The Trumps are minting a trove of hard cash from digital assets backed, so far, by little more than the Trump name. World Liberty tokens, like most crypto products, are registered on digital ledgers called blockchains. But WLFI tokens offer holders little beyond a limited say in the business’s plans, unlike governance tokens for similar projects. And meme coins like the $TRUMP coin are essentially collectibles whose value reflects the popularity of the internet joke, meme or personality associated with them.
World Liberty Financial did not respond directly to requests for comment for this article. In a letter to Reuters, Timothy Parlatore, a lawyer for the company, said: “WLFI tokens are not securities; they are digital assets with real utility, including governance rights that benefit holders as the platform grows.” He also said: “The Alleged Valuation and Income Analysis of WLFI Is Inaccurate and Misleading.”
In a subsequent email, Parlatore declined to provide further specifics on the benefits to holders of World Liberty governance tokens or his critique of the Reuters analysis.
The jump in the Trumps’ income represents “a massive pivot” for the family business, said Carter Davis, an assistant professor of finance at The Ohio State University who has studied cryptocurrency pricing and who reviewed the Reuters calculations. “Even if you go through and you do the most conservative estimate…it's pretty wild that you end up with such a huge fraction of the income coming from crypto.”
‘LEGAL BUT UNETHICAL’
The identities of most buyers of the WLFI tokens are hidden behind opaque “wallet” addresses – the unique identifiers investors use as keys to access and manage their holdings. Among the few major buyers whose identities are known – a mix of foreign and U.S. investors – most have histories of legal and regulatory entanglements related to their business endeavors. And as the Trump brothers’ travels over the past year show, foreign investors have been a major target for token sales.
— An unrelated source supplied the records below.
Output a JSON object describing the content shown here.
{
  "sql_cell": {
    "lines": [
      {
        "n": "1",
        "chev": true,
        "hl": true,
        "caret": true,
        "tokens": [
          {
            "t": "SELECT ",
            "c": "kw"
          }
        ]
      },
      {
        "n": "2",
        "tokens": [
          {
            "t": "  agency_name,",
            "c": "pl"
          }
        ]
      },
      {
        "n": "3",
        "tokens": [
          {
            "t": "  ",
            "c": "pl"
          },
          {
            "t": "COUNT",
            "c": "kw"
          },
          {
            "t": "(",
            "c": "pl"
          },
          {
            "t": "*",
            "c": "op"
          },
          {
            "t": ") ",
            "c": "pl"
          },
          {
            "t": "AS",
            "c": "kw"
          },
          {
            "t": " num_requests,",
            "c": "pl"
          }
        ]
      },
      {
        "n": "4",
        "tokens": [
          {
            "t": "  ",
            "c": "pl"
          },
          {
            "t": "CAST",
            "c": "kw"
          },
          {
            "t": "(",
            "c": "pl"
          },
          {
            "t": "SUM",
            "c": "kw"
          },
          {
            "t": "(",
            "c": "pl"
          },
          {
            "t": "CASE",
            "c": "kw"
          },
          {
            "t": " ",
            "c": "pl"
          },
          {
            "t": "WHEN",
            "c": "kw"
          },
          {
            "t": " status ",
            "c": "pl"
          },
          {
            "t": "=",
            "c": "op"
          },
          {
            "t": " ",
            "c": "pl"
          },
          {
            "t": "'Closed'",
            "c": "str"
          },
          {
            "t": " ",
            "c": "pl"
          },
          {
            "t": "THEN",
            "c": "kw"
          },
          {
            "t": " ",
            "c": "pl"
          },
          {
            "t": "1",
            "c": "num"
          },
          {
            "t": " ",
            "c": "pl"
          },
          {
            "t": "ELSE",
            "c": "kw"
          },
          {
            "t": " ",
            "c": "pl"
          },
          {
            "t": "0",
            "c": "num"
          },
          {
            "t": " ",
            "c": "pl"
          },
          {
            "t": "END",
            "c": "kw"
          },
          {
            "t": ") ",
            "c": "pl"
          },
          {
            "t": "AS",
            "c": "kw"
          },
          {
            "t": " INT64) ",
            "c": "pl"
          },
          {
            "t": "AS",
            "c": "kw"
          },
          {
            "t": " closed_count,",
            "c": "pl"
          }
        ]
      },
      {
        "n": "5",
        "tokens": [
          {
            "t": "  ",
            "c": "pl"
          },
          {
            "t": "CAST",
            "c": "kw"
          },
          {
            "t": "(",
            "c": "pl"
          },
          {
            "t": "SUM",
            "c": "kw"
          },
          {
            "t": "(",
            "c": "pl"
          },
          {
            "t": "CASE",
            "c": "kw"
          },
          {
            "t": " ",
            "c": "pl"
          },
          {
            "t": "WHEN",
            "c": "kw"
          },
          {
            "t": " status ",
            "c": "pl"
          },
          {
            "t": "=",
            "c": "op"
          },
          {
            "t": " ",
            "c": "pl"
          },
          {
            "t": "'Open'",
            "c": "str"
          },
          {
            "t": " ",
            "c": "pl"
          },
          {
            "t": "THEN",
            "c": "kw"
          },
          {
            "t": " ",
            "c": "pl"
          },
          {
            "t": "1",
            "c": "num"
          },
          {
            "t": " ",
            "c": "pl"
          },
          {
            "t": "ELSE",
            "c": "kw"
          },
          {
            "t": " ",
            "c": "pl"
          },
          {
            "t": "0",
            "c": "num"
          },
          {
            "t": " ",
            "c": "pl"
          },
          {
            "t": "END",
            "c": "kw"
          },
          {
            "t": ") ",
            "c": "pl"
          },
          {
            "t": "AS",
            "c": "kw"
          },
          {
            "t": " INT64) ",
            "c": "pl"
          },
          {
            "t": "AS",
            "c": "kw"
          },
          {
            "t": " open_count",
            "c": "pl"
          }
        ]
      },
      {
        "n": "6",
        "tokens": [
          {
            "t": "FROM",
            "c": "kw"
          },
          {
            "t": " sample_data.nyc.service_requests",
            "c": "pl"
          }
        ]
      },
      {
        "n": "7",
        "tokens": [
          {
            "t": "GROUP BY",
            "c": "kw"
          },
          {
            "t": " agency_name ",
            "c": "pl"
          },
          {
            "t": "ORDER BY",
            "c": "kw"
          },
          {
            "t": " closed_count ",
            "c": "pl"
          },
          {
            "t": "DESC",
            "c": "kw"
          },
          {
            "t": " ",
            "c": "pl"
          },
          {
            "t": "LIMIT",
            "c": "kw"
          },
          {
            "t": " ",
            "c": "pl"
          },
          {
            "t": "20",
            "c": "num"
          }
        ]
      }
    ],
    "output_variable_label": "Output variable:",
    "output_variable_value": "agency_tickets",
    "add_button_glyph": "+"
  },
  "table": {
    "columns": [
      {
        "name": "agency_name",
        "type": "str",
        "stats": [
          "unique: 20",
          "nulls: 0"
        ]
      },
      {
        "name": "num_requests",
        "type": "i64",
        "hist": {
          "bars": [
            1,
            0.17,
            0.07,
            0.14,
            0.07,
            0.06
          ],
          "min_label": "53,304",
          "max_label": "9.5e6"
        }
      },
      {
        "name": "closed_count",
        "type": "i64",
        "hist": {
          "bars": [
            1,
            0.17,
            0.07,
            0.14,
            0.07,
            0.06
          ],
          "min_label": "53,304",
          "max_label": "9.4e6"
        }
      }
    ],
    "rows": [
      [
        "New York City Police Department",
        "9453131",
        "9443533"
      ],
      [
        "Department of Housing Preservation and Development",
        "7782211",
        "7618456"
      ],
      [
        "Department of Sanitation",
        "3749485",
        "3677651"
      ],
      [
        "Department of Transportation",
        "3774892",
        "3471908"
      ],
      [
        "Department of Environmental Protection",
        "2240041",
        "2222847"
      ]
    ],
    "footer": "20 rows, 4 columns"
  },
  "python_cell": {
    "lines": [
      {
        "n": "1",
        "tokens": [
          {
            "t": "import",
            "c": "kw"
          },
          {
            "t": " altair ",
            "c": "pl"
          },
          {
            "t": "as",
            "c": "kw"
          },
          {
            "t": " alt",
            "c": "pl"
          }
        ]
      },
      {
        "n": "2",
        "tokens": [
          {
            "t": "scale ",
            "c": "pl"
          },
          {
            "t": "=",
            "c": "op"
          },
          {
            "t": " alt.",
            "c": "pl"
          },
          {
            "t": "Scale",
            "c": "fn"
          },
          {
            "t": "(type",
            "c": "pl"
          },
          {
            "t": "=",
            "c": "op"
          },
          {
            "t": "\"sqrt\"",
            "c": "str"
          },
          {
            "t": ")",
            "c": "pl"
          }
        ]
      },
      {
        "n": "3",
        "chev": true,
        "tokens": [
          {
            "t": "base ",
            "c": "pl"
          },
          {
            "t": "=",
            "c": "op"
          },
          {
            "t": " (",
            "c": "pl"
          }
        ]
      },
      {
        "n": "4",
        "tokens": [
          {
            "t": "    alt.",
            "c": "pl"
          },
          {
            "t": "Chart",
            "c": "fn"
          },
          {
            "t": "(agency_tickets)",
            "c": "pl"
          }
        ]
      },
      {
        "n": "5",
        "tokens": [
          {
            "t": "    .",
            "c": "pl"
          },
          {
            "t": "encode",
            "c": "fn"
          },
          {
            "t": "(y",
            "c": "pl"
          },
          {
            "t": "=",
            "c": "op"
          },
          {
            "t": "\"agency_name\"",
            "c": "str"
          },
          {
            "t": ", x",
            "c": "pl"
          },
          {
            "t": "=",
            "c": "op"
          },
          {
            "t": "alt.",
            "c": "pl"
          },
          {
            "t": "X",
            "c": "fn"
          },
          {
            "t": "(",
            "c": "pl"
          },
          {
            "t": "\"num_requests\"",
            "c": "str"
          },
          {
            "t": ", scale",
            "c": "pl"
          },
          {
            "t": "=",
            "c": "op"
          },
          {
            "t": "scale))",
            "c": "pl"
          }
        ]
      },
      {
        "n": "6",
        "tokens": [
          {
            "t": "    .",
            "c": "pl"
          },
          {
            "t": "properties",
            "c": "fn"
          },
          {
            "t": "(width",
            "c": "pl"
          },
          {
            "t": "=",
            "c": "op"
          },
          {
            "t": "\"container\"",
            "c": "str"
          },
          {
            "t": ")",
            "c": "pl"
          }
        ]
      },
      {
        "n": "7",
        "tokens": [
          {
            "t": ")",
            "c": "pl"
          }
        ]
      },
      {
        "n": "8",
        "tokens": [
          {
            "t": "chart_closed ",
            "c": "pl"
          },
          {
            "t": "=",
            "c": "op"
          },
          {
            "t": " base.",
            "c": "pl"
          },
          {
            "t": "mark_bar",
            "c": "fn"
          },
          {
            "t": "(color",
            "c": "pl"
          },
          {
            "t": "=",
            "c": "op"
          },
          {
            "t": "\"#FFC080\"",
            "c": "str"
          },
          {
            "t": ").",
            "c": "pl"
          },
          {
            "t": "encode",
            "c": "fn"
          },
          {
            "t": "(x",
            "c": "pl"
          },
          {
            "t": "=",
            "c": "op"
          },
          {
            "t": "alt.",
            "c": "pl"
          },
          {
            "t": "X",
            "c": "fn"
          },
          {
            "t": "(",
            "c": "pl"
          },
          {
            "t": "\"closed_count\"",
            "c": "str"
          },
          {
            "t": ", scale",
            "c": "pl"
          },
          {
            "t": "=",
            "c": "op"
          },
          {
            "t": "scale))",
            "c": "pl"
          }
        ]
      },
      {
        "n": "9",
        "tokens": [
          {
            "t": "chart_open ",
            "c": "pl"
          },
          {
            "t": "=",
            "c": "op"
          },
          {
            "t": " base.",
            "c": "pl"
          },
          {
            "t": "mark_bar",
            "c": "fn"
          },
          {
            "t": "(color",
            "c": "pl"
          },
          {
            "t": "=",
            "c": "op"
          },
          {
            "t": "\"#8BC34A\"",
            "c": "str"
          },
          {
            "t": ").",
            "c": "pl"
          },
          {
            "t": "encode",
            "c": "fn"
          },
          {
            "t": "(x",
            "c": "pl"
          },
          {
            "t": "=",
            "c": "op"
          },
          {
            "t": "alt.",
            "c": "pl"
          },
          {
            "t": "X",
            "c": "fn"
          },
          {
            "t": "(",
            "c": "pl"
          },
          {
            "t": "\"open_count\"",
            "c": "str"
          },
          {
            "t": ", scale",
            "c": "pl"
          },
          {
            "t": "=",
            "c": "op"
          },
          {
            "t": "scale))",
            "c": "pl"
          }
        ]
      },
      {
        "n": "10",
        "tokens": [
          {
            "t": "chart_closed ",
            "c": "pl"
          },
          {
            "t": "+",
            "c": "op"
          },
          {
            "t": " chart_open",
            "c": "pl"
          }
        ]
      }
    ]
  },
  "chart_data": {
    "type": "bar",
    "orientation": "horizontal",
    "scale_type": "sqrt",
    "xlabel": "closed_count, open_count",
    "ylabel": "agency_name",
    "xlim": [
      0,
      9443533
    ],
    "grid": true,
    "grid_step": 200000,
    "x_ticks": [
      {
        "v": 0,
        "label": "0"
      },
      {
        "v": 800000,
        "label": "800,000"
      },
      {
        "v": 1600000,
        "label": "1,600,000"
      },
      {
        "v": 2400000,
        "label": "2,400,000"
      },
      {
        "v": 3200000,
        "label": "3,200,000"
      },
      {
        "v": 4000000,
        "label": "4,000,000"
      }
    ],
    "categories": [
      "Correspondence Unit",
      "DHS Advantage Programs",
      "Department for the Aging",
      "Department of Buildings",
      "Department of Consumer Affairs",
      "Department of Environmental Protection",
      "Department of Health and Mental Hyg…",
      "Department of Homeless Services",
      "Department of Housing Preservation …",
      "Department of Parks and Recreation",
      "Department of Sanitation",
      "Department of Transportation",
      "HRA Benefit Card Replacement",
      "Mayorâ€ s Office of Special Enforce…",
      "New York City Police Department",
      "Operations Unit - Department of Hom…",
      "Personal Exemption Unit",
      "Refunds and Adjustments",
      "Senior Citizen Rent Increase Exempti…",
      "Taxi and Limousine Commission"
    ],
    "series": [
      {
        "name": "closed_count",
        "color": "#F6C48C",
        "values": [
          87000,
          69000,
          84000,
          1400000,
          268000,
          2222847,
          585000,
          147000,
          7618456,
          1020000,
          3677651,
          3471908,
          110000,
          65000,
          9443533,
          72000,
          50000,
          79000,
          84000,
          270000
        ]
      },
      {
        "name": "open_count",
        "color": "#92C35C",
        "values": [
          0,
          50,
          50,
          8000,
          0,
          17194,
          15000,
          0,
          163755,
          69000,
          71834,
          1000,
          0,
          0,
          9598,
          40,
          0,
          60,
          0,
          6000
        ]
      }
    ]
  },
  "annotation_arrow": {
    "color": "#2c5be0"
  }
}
Reuters interviewed half a dozen foreign crypto entrepreneurs who met with the Trump brothers. Five of them said they sought out the younger Trumps for business opportunities because of their proximity to the 79-year-old president and hopes of cashing in on his political and financial power.
For many other investors, the Trumps' involvement signaled a chance to capitalize on the family’s name. Dorji Rabten’s Seoul-based venture investment firm, Oddiyana Ventures, bought an undisclosed amount of WLFI tokens in January. Rabten said he never met the Trump sons, but the family's involvement was central to his investment. "In the first very moment where we saw the project, we thought it's going to be very huge, obviously, given the fact it's a president's sons taking up that project," Rabten told Reuters in September.